Buchenwald

Ein Zeichen der Menschlichkeit

Das Buch von Bruno Apitz war Pflichtlektüre in der DDR. Nun wurde es neu verfilmt

„Nackt unter Wölfen“ will den Schmerz zeigen. Brutal, erschütternd und zutiefst bewegend, von der ersten bis zur letzten Minute schonungslos. Es ist die Geschichte über ein jüdisches Kind, das 1945 in einem Koffer in das Konzentrationslager Buchenwald geschmuggelt wird, und die Neuverfilmung jenes Romans von Bruno Apitz, der an DDR-Schulen Pflichtlektüre war. Ein Film, der Trauer und Anteilnahme möglich machen soll, sagt Produzent Nico Hofmann: „Das geht nur, indem man den Schmerz mitnimmt, den Schmerz an sich ranlässt.“

Dabei war das Projekt durchaus ein Wagnis. Den meisten in der DDR Aufgewachsenen ist das 1958 erschienene und in mehr als 30 Sprachen übersetzte Buch des Buchenwald-Häftlings Apitz (1900–1979) bekannt – ab 1970 war es Pflichtlektüre im Unterricht. Die DEFA-Verfilmung (1963) von Frank Beyer mit Schauspielern wie Erwin Geschonneck, Armin Mueller-Stahl und Fred Delmare ist ebenso vielen Ostdeutschen vertraut. 2012 erschien die um frühere Textentwürfe von Apitz und neuere historische Erkenntnisse erweiterte Neuauflage des Buches. Diese lieferte die Basis für die Verfilmung, die zehn Tage vor dem 70. Jahrestag der Befreiung Buchenwalds zu sehen ist.

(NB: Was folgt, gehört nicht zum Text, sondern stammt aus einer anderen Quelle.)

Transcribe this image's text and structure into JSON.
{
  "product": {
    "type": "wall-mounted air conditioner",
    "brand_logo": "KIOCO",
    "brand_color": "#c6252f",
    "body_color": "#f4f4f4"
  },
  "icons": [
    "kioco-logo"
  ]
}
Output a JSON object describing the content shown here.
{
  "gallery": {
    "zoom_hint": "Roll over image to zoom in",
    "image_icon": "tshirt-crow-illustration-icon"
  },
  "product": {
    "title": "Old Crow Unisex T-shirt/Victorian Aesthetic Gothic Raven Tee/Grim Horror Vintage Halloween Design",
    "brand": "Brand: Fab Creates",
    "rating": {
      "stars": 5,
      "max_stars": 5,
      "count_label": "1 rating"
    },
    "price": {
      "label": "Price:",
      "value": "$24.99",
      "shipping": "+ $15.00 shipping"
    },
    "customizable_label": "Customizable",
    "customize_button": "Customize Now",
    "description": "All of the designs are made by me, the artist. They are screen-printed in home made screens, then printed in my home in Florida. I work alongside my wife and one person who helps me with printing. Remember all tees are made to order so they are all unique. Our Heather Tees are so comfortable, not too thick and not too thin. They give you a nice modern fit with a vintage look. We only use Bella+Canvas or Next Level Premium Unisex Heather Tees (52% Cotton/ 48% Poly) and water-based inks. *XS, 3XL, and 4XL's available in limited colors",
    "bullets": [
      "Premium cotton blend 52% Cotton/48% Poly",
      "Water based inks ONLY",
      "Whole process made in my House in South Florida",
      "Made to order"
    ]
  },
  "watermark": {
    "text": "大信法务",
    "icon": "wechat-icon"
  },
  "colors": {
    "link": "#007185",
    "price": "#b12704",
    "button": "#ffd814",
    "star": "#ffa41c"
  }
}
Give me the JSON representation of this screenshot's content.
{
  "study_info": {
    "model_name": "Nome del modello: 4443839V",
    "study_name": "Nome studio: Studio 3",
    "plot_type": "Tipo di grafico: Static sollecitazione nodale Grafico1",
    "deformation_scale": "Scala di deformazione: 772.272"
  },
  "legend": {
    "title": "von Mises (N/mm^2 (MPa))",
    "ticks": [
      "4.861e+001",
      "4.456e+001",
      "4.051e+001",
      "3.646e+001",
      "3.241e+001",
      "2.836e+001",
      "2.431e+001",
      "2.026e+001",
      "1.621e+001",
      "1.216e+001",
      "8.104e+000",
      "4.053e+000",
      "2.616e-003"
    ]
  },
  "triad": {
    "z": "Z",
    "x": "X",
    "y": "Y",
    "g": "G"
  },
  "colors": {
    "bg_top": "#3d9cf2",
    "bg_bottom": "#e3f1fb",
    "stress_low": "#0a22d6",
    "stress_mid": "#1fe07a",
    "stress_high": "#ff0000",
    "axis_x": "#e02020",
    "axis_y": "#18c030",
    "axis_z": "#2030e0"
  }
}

Die Geschichte, die schon viele Leser bewegt hat: Ein dreijähriger Junge, versteckt im Inneren eines Koffers, wird im Frühjahr 1945 ins KZ Buchenwald auf dem Ettersberg bei Weimar geschmuggelt. Eine Gruppe von Häftlingen versteckt ihn vor der SS. Mithilfe des illegalen Lagerkomitees könnte das Kind verborgen werden – gleichzeitig könnte das die geheime Widerstandsgruppe gefährden, die sich auf die letzte Auseinandersetzung mit der SS vorbereitet. Hans Pippig (Florian Stetter, in der DEFA-Verfilmung Fred Delmare) ist bereit, sein Leben für das Kind zu riskieren: „Wenn wir den Jungen opfern, opfern wir alles.“ Obwohl es das Leben aller gefährdet, helfen ihm schließlich auch andere Häftlinge. Ein Zeichen ihrer Menschlichkeit.

Apitz’ Witwe Kiki sagte der „Thüringischen Landeszeitung“ über die Neuverfilmung: „Es ist gut, dass man den Film gemacht hat.“ Das Ende sei nicht mehr so pathetisch und der Wahrheit entsprechender, meinte sie: „Ich finde vor allem den Anfang sehr schön, weil er kurz anreißt, wie ein junger Mensch von den Nazis aus dem Leben gerissen und in die Lagerhölle gesteckt wird.“ Ob sich ihr Mann über die Neuverfilmung gefreut hätte? „Ja, da bin ich ganz sicher.“ Freuen kann sich die Produktionsfirma Ufa Fiction: Das Literaturdrama hat sich bereits zum Exportgut entwickelt. Der französische Kanal M6 etwa wird den Film am 8. April ausstrahlen.